Comment on Daily reminder that the good old days of the Empire weren't THAT good...
PugJesus@piefed.social 2 days ago
Explanation: When the awareness of the GLORY of ROME was reawakened in the Renaissance, conscience imitations of the Roman Empire by polities became common. However, as the rationalist impetus of the Enlightenment began to eclipse the cultural and material achievements of the Roman Empire, this began to fall by the wayside.

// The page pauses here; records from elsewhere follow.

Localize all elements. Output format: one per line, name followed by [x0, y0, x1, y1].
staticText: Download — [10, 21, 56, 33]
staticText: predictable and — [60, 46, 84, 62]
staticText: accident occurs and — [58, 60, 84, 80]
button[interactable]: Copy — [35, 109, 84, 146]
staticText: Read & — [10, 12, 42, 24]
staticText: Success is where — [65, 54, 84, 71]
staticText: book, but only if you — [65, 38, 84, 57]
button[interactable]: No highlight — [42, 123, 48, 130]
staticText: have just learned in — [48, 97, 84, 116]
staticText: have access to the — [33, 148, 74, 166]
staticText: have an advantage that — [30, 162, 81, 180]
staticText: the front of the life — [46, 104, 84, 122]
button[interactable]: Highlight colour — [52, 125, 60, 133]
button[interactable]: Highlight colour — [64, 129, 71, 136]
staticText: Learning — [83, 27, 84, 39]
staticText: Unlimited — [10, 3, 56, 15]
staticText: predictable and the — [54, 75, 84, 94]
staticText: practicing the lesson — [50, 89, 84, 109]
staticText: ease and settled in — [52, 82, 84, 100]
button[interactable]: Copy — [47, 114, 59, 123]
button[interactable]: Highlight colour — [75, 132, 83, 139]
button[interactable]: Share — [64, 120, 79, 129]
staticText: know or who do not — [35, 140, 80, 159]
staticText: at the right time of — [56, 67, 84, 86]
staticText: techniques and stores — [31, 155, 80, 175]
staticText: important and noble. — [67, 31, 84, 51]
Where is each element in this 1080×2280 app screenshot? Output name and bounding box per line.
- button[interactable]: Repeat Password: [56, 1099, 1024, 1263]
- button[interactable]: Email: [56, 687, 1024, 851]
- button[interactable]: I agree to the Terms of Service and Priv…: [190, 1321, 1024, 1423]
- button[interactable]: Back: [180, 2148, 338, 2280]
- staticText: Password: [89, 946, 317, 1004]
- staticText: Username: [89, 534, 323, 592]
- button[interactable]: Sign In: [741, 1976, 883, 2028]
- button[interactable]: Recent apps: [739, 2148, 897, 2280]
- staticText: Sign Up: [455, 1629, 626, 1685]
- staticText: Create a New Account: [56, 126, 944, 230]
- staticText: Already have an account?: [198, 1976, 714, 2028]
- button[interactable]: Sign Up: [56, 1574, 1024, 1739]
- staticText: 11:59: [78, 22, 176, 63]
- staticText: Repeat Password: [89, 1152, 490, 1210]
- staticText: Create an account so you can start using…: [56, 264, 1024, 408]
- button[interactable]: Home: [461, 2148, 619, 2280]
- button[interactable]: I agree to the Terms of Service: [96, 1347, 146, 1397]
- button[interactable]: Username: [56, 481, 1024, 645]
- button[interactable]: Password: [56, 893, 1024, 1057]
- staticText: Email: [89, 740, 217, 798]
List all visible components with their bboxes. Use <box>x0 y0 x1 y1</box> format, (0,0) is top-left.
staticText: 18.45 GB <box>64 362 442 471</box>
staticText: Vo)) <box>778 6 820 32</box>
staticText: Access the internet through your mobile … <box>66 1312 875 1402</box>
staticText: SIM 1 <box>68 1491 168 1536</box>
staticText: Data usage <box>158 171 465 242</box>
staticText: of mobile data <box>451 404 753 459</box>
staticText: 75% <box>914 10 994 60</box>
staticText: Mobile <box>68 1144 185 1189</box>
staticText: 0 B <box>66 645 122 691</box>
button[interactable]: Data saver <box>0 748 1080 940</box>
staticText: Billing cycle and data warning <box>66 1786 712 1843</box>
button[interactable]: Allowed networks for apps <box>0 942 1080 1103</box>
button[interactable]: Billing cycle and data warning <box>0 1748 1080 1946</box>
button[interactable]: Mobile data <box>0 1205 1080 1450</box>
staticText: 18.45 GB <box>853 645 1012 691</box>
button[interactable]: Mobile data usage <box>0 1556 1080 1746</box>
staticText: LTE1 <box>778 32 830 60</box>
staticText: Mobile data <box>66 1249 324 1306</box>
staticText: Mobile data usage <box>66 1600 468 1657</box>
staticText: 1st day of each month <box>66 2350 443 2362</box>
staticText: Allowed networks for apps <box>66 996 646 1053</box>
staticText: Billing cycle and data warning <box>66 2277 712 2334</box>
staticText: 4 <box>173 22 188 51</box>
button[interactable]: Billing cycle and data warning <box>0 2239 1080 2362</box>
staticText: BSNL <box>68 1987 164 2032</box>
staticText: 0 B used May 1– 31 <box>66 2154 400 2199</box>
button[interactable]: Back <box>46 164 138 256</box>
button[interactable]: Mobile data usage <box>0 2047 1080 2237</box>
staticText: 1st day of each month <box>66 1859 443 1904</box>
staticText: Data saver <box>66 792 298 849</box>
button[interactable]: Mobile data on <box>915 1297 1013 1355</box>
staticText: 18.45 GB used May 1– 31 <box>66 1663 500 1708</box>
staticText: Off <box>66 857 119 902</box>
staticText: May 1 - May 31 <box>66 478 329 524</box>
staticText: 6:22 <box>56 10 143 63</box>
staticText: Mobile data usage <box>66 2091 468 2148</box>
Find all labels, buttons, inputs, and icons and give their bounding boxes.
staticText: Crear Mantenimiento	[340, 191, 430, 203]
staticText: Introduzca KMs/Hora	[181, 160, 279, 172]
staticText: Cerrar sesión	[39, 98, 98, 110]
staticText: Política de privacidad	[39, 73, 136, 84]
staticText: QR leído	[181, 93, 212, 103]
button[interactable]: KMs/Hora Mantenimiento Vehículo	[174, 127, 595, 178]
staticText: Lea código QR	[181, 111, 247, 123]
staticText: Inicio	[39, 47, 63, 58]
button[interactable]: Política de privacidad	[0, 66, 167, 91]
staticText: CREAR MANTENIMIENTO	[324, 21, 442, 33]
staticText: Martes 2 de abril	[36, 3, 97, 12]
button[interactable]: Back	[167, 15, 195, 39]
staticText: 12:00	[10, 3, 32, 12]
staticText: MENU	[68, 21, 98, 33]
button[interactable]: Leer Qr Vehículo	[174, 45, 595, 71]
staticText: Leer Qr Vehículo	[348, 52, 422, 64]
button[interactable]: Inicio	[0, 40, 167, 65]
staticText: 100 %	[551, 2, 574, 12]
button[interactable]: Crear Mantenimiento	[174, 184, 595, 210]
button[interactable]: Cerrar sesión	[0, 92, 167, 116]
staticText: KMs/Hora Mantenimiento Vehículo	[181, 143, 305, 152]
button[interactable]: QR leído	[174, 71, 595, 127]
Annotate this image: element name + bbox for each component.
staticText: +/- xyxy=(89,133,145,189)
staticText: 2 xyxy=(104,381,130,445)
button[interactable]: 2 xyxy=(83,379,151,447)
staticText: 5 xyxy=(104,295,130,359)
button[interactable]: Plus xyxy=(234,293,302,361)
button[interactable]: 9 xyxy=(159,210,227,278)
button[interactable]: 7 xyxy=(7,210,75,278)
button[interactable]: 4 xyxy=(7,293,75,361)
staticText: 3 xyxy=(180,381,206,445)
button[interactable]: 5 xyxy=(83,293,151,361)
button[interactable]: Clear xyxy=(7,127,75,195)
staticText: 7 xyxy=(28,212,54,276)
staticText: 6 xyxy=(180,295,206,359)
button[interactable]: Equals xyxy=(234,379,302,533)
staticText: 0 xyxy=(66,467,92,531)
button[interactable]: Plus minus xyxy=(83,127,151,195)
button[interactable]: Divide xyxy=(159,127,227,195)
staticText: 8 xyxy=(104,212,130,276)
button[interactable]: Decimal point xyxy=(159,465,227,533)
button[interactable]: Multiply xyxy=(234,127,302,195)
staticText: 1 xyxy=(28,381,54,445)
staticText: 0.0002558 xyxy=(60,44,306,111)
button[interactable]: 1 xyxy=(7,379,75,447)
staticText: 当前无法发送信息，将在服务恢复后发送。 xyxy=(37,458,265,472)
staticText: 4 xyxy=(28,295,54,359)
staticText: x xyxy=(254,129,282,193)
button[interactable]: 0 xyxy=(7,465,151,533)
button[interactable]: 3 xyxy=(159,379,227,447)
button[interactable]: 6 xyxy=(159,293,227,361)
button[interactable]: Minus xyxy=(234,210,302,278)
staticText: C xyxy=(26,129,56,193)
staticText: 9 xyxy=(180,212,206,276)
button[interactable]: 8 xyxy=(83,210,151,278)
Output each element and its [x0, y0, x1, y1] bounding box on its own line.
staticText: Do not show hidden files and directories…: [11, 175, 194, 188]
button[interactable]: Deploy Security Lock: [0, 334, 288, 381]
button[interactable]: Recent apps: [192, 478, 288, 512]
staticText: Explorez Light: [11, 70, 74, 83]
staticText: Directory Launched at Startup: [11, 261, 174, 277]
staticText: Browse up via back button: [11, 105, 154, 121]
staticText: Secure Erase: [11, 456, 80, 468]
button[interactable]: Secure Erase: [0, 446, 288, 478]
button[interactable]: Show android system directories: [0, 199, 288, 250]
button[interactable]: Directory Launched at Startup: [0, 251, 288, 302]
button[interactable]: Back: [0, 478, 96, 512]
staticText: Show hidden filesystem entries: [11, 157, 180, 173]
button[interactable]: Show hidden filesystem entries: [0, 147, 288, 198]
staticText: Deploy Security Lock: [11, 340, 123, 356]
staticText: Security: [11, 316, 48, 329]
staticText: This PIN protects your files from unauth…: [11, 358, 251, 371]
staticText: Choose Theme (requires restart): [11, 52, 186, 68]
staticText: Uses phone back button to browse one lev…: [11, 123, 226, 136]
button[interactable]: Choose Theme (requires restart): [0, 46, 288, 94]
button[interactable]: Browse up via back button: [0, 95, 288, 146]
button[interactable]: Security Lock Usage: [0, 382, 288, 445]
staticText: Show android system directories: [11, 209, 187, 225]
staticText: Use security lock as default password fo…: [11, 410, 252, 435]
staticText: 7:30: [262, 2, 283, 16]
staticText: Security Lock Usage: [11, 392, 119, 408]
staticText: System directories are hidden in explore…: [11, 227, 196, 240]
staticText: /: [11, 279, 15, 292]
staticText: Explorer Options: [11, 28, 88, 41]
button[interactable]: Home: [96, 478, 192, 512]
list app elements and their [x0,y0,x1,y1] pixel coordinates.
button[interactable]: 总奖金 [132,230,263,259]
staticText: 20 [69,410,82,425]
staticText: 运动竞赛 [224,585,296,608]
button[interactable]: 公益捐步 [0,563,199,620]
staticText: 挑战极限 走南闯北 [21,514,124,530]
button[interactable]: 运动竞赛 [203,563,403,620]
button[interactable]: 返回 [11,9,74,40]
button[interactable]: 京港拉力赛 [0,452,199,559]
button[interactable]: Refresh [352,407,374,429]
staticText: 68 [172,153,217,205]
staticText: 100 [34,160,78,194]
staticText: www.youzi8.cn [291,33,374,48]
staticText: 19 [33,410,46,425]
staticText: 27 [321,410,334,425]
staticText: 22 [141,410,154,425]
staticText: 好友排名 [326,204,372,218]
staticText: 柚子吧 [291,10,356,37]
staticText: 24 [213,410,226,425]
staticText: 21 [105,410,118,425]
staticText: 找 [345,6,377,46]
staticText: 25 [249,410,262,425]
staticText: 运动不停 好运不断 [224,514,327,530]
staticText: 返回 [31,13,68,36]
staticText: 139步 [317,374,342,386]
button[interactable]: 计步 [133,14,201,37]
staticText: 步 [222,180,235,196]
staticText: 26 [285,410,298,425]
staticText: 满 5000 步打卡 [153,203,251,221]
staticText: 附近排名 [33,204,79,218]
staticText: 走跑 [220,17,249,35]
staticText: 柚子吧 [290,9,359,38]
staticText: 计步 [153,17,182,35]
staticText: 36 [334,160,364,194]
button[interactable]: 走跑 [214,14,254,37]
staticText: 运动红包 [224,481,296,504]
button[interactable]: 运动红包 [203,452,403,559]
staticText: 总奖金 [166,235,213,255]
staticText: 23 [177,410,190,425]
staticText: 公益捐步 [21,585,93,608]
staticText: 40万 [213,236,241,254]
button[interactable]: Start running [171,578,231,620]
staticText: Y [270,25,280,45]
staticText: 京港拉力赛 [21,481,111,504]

… only for the mass-idolization of the Roman Empire to be revived by right-wing nationalists in the early 20th century, who could then perceive the Roman Empire not simply as a time of cultural refinement and material marvels, but as a time of centralized and chauvinist rule over a geographically vast polity, three qualities which the dominant cultural currents had increasingly rejected in the late 19th and 20th century. Fascists, unfortunately, still attempt to appropriate Roman iconography, once common across all political leanings, to this day. It’s a near-guarantee that major political figures invoking the Roman Empire are far-right cretins, and the success of creatures like that never bodes well for a nation’s future.
… we love Rome here, but not more than we love modernity and democracy. Rome was great insofar as it was better than its contemporary peers - Rome is not great in comparison to nearly any modern country.
wonderingwanderer@sopuli.xyz 1 day ago
Eh, the Romans plagiarized nearly everything from the Greeks, only replacing the gayness with chauvinism. Two stars. Out of ten.
PugJesus@piefed.social 1 day ago
Nah, the Romans were just as gay, and arguably less chauvinist, depending on how you define chauvinism. Certainly, the Romans were less sexist than the Athenians, more accepting of freedmen than any major Greek society, and more accepting of outsiders and foreign ideas.